Truffles/Mushrooms – One of the more appealing signatures of age in wine, particularly found in red Burgundy.
The widest land
Doom takes to part us, leaves thy hand
With pulses that beat double. What I do
and what I dream include thee, as the
Must taste of its own grapes.
— Sonnets, Elizabeth Barrett Browning
Tutti-frutti – I don’t want to be wine-gummed to death, as Victor Mature nearly said.
Tufa – a buy one get one free offer. As in tufa one.
TV Pundits – Presenters with a highly developed sense of frivitas. Television has never knowingly under-trivialised food and wine. Of; course, it has improved my mind – every time a food programme is on the TV I go out of; the room and read a book (with apologies to Groucho Marx).
Twits? -The restaurant which asked its customers to vote for wines on Twitter has decided on another revolutionary method of selecting some old vintages of fine wine.
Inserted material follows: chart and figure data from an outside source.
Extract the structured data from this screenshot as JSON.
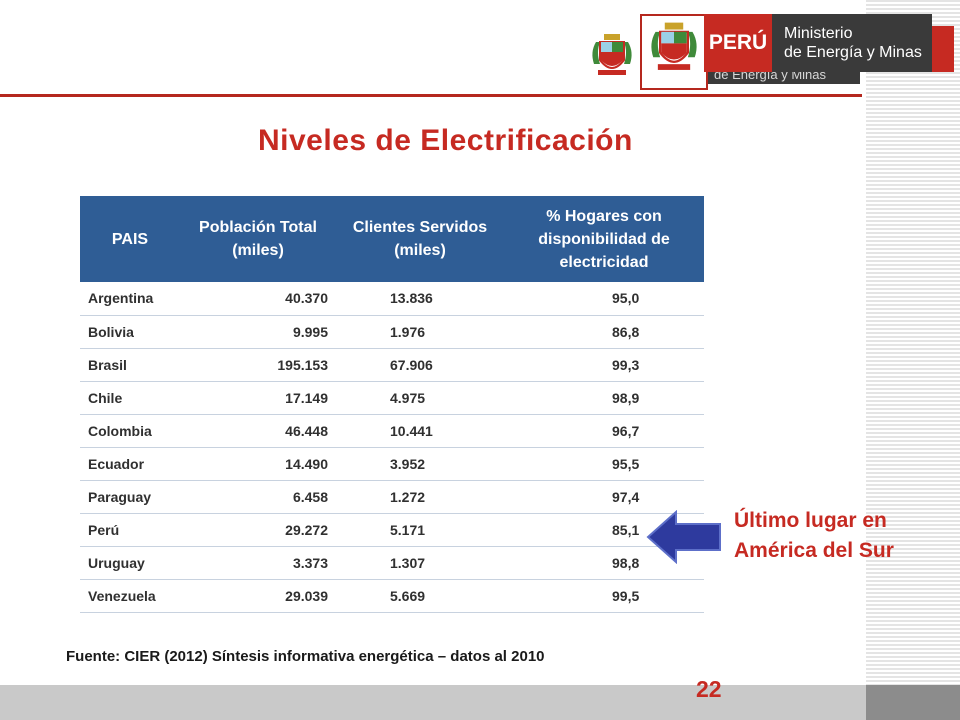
{
  "header": {
    "logo_peru": "PERÚ",
    "logo_ministry_line1": "Ministerio",
    "logo_ministry_line2": "de Energía y Minas",
    "logo_echo": "de Energía y Minas"
  },
  "title": "Niveles de Electrificación",
  "table": {
    "headers": [
      "PAIS",
      "Población Total (miles)",
      "Clientes Servidos (miles)",
      "% Hogares con disponibilidad de electricidad"
    ],
    "rows": [
      [
        "Argentina",
        "40.370",
        "13.836",
        "95,0"
      ],
      [
        "Bolivia",
        "9.995",
        "1.976",
        "86,8"
      ],
      [
        "Brasil",
        "195.153",
        "67.906",
        "99,3"
      ],
      [
        "Chile",
        "17.149",
        "4.975",
        "98,9"
      ],
      [
        "Colombia",
        "46.448",
        "10.441",
        "96,7"
      ],
      [
        "Ecuador",
        "14.490",
        "3.952",
        "95,5"
      ],
      [
        "Paraguay",
        "6.458",
        "1.272",
        "97,4"
      ],
      [
        "Perú",
        "29.272",
        "5.171",
        "85,1"
      ],
      [
        "Uruguay",
        "3.373",
        "1.307",
        "98,8"
      ],
      [
        "Venezuela",
        "29.039",
        "5.669",
        "99,5"
      ]
    ]
  },
  "annotation": {
    "line1": "Último lugar en",
    "line2": "América del Sur"
  },
  "source": "Fuente: CIER (2012) Síntesis informativa energética – datos al 2010",
  "page_number": "22",
  "colors": {
    "accent_red": "#c62a22",
    "header_blue": "#2f5d95",
    "arrow_blue": "#2e3a9e"
  },
  "icons": [
    "coat-of-arms-icon",
    "left-arrow-icon"
  ]
}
They are going to hold a séance and ask the spirit of Thomas Jefferson to choose their claret list.
Twitter– All the world’s a social media junkie. One is truly defined by the latest tweet and updated status report. The more incessant the blether the gaudier is life’s tapestry. The wine world is over-fascinated by the social media and the way it can be used to advertise products; in fact, it is safe to say that the medium is the massage.
Txacoli – The obvious Basque-t-case.
Typicity – Wine that tastes of itself, for better or for worse, for richer or for poorer.